He left without another word, without looking back, without giving me anything to hold onto except the memory of a perfect day.

When the door shut behind him, the silence that rushed in felt different from any quiet I'd experienced before. Not peaceful, not restful, but hollow, like all the sound had been sucked out of the world along with whatever hope I'd been stupid enough to nurture.

Roxie emerged from wherever she'd been hiding during the confrontation, picking her way carefully across the floor to wind around my legs. Her purr was a comfort, but it couldn't fill the space that Elias had left behind, couldn't ease the ache that had settled in my chest like a stone.

I sank onto the couch, pulled her into my lap, and tried to understand what had just happened. This morning I'd woken up to a text that had felt like possibility. Tonight I was sittingalone in my apartment, listening to the echo of words that had torn apart something I'd barely begun to understand.
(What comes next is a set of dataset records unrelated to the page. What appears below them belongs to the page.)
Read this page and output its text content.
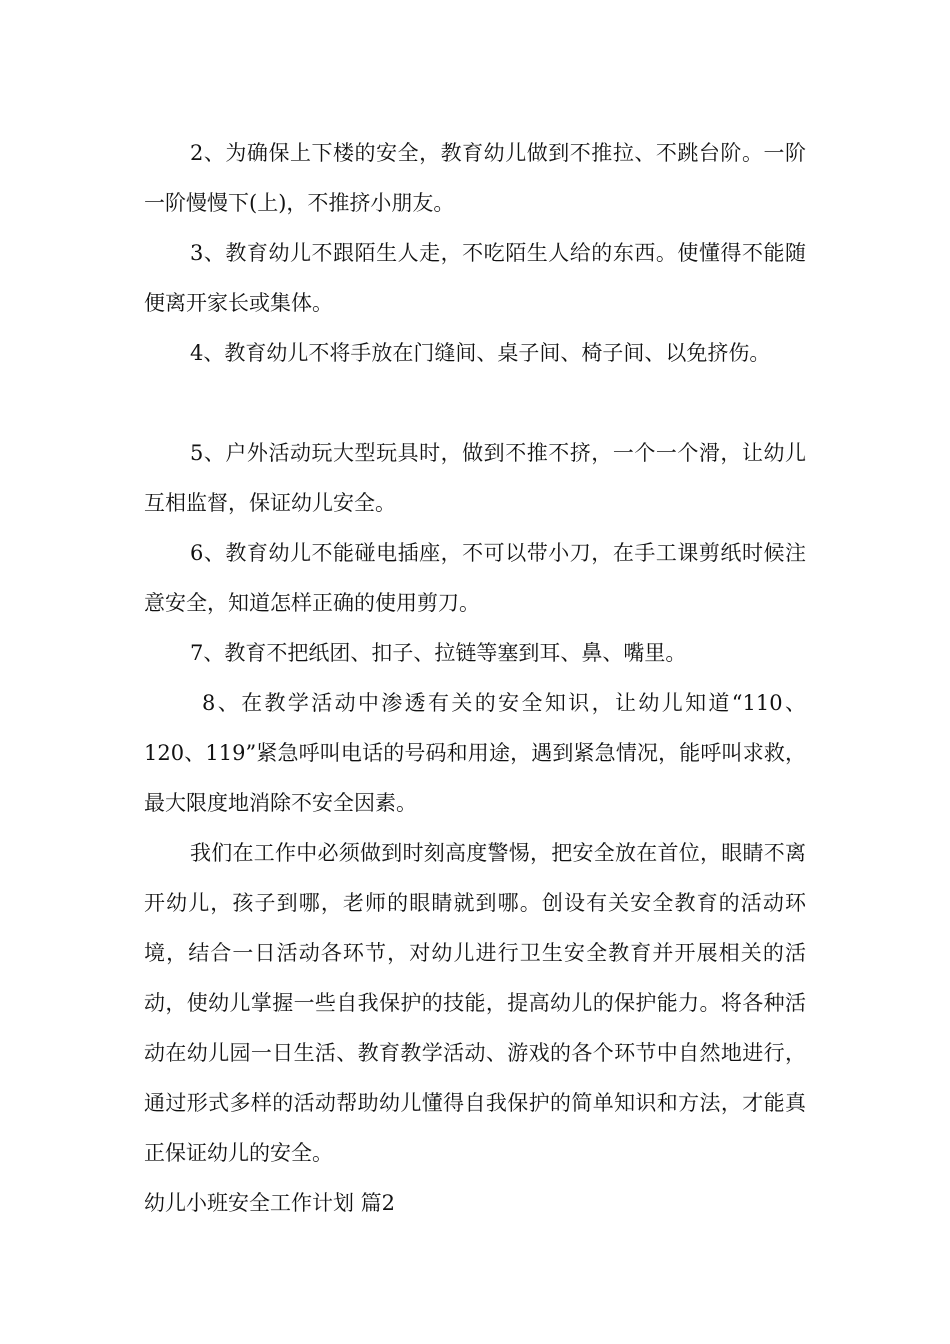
2、为确保上下楼的安全，教育幼儿做到不推拉、不跳台阶。一阶一阶慢慢下(上)，不推挤小朋友。

3、教育幼儿不跟陌生人走，不吃陌生人给的东西。使懂得不能随便离开家长或集体。

4、教育幼儿不将手放在门缝间、桌子间、椅子间、以免挤伤。

5、户外活动玩大型玩具时，做到不推不挤，一个一个滑，让幼儿互相监督，保证幼儿安全。

6、教育幼儿不能碰电插座，不可以带小刀，在手工课剪纸时候注意安全，知道怎样正确的使用剪刀。

7、教育不把纸团、扣子、拉链等塞到耳、鼻、嘴里。

8、在教学活动中渗透有关的安全知识，让幼儿知道“110、120、119”紧急呼叫电话的号码和用途，遇到紧急情况，能呼叫求救，最大限度地消除不安全因素。

我们在工作中必须做到时刻高度警惕，把安全放在首位，眼睛不离开幼儿，孩子到哪，老师的眼睛就到哪。创设有关安全教育的活动环境，结合一日活动各环节，对幼儿进行卫生安全教育并开展相关的活动，使幼儿掌握一些自我保护的技能，提高幼儿的保护能力。将各种活动在幼儿园一日生活、教育教学活动、游戏的各个环节中自然地进行，通过形式多样的活动帮助幼儿懂得自我保护的简单知识和方法，才能真正保证幼儿的安全。

幼儿小班安全工作计划 篇2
My jacket was still draped over the chair where I'd thrown it, and I could see the corner of the envelope peeking out from the pocket. The letter. My mother's letter that I'd been carrying around like a talisman, too afraid to open, too afraid to throw away.
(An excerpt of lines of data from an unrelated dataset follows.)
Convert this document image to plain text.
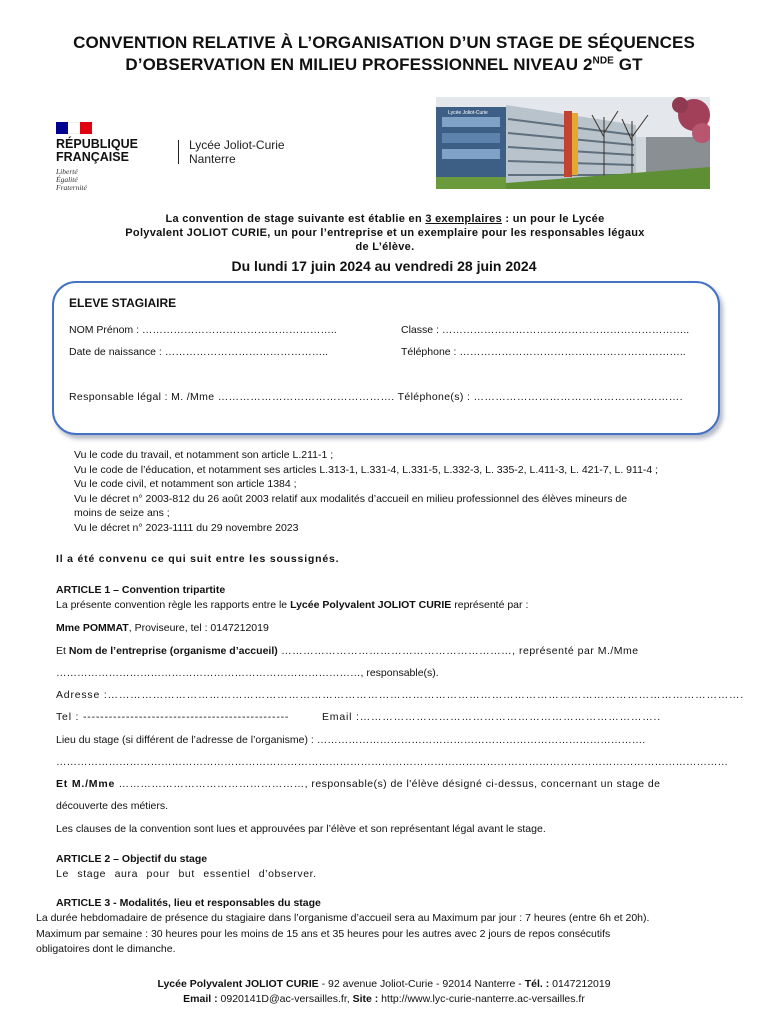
CONVENTION RELATIVE À L’ORGANISATION D’UN STAGE DE SÉQUENCES
D’OBSERVATION EN MILIEU PROFESSIONNEL NIVEAU 2NDE GT
RÉPUBLIQUE
FRANÇAISE
Liberté
Égalité
Fraternité
Lycée Joliot-Curie
Nanterre
Lycée Joliot-Curie
La convention de stage suivante est établie en 3 exemplaires : un pour le Lycée
Polyvalent JOLIOT CURIE, un pour l’entreprise et un exemplaire pour les responsables légaux
de L’élève.
Du lundi 17 juin 2024 au vendredi 28 juin 2024
ELEVE STAGIAIRE
NOM Prénom : ………………………………………………..	Classe : ……………………………………………………………..
Date de naissance : ………………………………………..	Téléphone : ………………………………………………………..
Responsable légal : M. /Mme …………………………………………. Téléphone(s) : ………………………………………………….
Vu le code du travail, et notamment son article L.211-1 ;
Vu le code de l’éducation, et notamment ses articles L.313-1, L.331-4, L.331-5, L.332-3, L. 335-2, L.411-3, L. 421-7, L. 911-4 ;
Vu le code civil, et notamment son article 1384 ;
Vu le décret n° 2003-812 du 26 août 2003 relatif aux modalités d’accueil en milieu professionnel des élèves mineurs de
moins de seize ans ;
Vu le décret n° 2023-1111 du 29 novembre 2023
Il a été convenu ce qui suit entre les soussignés.
ARTICLE 1 – Convention tripartite
La présente convention règle les rapports entre le Lycée Polyvalent JOLIOT CURIE représenté par :
Mme POMMAT, Proviseure, tel : 0147212019
Et Nom de l’entreprise (organisme d’accueil) ………………………………………………………, représenté par M./Mme
……………………………………………………………………………, responsable(s).
Adresse :…………………………………………………………………………………………………………………………………………………….
Tel : ------------------------------------------------	Email :……………………………………………………………………..
Lieu du stage (si différent de l’adresse de l’organisme) : ………………………………………………………………………………….
…………………………………………………………………………………………………………………………………………………………………………
Et M./Mme ……………………………………………, responsable(s) de l'élève désigné ci-dessus, concernant un stage de
découverte des métiers.
Les clauses de la convention sont lues et approuvées par l’élève et son représentant légal avant le stage.
ARTICLE 2 – Objectif du stage
Le stage aura pour but essentiel d’observer.
ARTICLE 3 - Modalités, lieu et responsables du stage
La durée hebdomadaire de présence du stagiaire dans l’organisme d’accueil sera au Maximum par jour : 7 heures (entre 6h et 20h).
Maximum par semaine : 30 heures pour les moins de 15 ans et 35 heures pour les autres avec 2 jours de repos consécutifs
obligatoires dont le dimanche.
Lycée Polyvalent JOLIOT CURIE - 92 avenue Joliot-Curie - 92014 Nanterre - Tél. : 0147212019
Email : 0920141D@ac-versailles.fr, Site : http://www.lyc-curie-nanterre.ac-versailles.fr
I reached for it with trembling fingers, the paper soft from being carried close to my heart for days. Maybe Elias was right about everything—maybe I was too damaged, too young, too much of a disaster for anyone to love. But at least I could hear it from her. At least I could know what she'd really thought of me before she died.

The envelope tore easily, the paper inside unfolding like a secret I'd been keeping from myself.

My dearest Rowan,

I know I haven't been the mother you deserved. I know I made mistakes when you were young, chose my own hurt feelings over what you needed from me. I know saying sorry doesn't fix twenty-five years of distance.
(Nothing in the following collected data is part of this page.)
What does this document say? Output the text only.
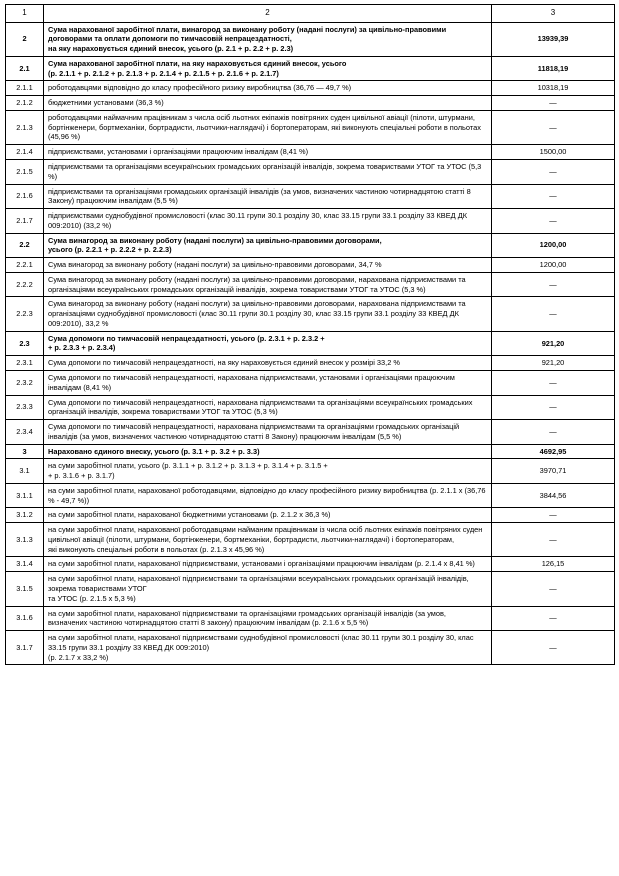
1	2	3
2	Сума нарахованої заробітної плати, винагород за виконану роботу (надані послуги) за цивільно-правовими договорами та оплати допомоги по тимчасовій непрацездатності,
на яку нараховується єдиний внесок, усього (р. 2.1 + р. 2.2 + р. 2.3)	13939,39
2.1	Сума нарахованої заробітної плати, на яку нараховується єдиний внесок, усього
(р. 2.1.1 + р. 2.1.2 + р. 2.1.3 + р. 2.1.4 + р. 2.1.5 + р. 2.1.6 + р. 2.1.7)	11818,19
2.1.1	роботодавцями відповідно до класу професійного ризику виробництва (36,76 — 49,7 %)	10318,19
2.1.2	бюджетними установами (36,3 %)	—
2.1.3	роботодавцями наймачним працівникам з числа осіб льотних екіпажів повітряних суден цивільної авіації (пілоти, штурмани, бортінженери, бортмеханіки, бортрадисти, льотчики-наглядачі) і бортоператорам, які виконують спеціальні роботи в польотах (45,96 %)	—
2.1.4	підприємствами, установами і організаціями працюючим інвалідам (8,41 %)	1500,00
2.1.5	підприємствами та організаціями всеукраїнських громадських організацій інвалідів, зокрема товариствами УТОГ та УТОС (5,3 %)	—
2.1.6	підприємствами та організаціями громадських організацій інвалідів (за умов, визначених частиною чотирнадцятою статті 8 Закону) працюючим інвалідам (5,5 %)	—
2.1.7	підприємствами суднобудівної промисловості (клас 30.11 групи 30.1 розділу 30, клас 33.15 групи 33.1 розділу 33 КВЕД ДК 009:2010) (33,2 %)	—
2.2	Сума винагород за виконану роботу (надані послуги) за цивільно-правовими договорами,
усього (р. 2.2.1 + р. 2.2.2 + р. 2.2.3)	1200,00
2.2.1	Сума винагород за виконану роботу (надані послуги) за цивільно-правовими договорами, 34,7 %	1200,00
2.2.2	Сума винагород за виконану роботу (надані послуги) за цивільно-правовими договорами, нарахована підприємствами та організаціями всеукраїнських громадських організацій інвалідів, зокрема товариствами УТОГ та УТОС (5,3 %)	—
2.2.3	Сума винагород за виконану роботу (надані послуги) за цивільно-правовими договорами, нарахована підприємствами та організаціями суднобудівної промисловості (клас 30.11 групи 30.1 розділу 30, клас 33.15 групи 33.1 розділу 33 КВЕД ДК 009:2010), 33,2 %	—
2.3	Сума допомоги по тимчасовій непрацездатності, усього (р. 2.3.1 + р. 2.3.2 +
+ р. 2.3.3 + р. 2.3.4)	921,20
2.3.1	Сума допомоги по тимчасовій непрацездатності, на яку нараховується єдиний внесок у розмірі 33,2 %	921,20
2.3.2	Сума допомоги по тимчасовій непрацездатності, нарахована підприємствами, установами і організаціями працюючим інвалідам (8,41 %)	—
2.3.3	Сума допомоги по тимчасовій непрацездатності, нарахована підприємствами та організаціями всеукраїнських громадських організацій інвалідів, зокрема товариствами УТОГ та УТОС (5,3 %)	—
2.3.4	Сума допомоги по тимчасовій непрацездатності, нарахована підприємствами та організаціями громадських організацій інвалідів (за умов, визначених частиною чотирнадцятою статті 8 Закону) працюючим інвалідам (5,5 %)	—
3	Нараховано єдиного внеску, усього (р. 3.1 + р. 3.2 + р. 3.3)	4692,95
3.1	на суми заробітної плати, усього (р. 3.1.1 + р. 3.1.2 + р. 3.1.3 + р. 3.1.4 + р. 3.1.5 +
+ р. 3.1.6 + р. 3.1.7)	3970,71
3.1.1	на суми заробітної плати, нарахованої роботодавцями, відповідно до класу професійного ризику виробництва (р. 2.1.1 х (36,76 % - 49,7 %))	3844,56
3.1.2	на суми заробітної плати, нарахованої бюджетними установами (р. 2.1.2 х 36,3 %)	—
3.1.3	на суми заробітної плати, нарахованої роботодавцями найманим працівникам із числа осіб льотних екіпажів повітряних суден цивільної авіації (пілоти, штурмани, бортінженери, бортмеханіки, бортрадисти, льотчики-наглядачі) і бортоператорам,
які виконують спеціальні роботи в польотах (р. 2.1.3 х 45,96 %)	—
3.1.4	на суми заробітної плати, нарахованої підприємствами, установами і організаціями працюючим інвалідам (р. 2.1.4 х 8,41 %)	126,15
3.1.5	на суми заробітної плати, нарахованої підприємствами та організаціями всеукраїнських громадських організацій інвалідів, зокрема товариствами УТОГ
та УТОС (р. 2.1.5 х 5,3 %)	—
3.1.6	на суми заробітної плати, нарахованої підприємствами та організаціями громадських організацій інвалідів (за умов, визначених частиною чотирнадцятою статті 8 закону) працюючим інвалідам (р. 2.1.6 х 5,5 %)	—
3.1.7	на суми заробітної плати, нарахованої підприємствами суднобудівної промисловості (клас 30.11 групи 30.1 розділу 30, клас 33.15 групи 33.1 розділу 33 КВЕД ДК 009:2010)
(р. 2.1.7 х 33,2 %)	—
But I'm getting married next month to a good man named Elias, and it's made me think about family, about the people we choose and the ones we're born to love. I want you to meet him. I want you to see that I'm happy, that I've learned how to build something lasting.

I want you to know that not a day goes by that I don't think about you, don't wonder what kind of music you're making, what kind of man you've become. I'm proud of you, son. I always have been, even when I was too stubborn or too hurt to say it.

Elias asks about you sometimes. He wants to know what you're like, what makes you laugh, what your favorite songs are. He wants to be part of your life, not as a replacement for your father, but as someone who loves the woman who raised you and wants to understand what made her so proud.

We dream about having you visit, about playing music together, about becoming the family I always wanted us to be but never knew how to create. It's not too late, is it? To start over? To try again?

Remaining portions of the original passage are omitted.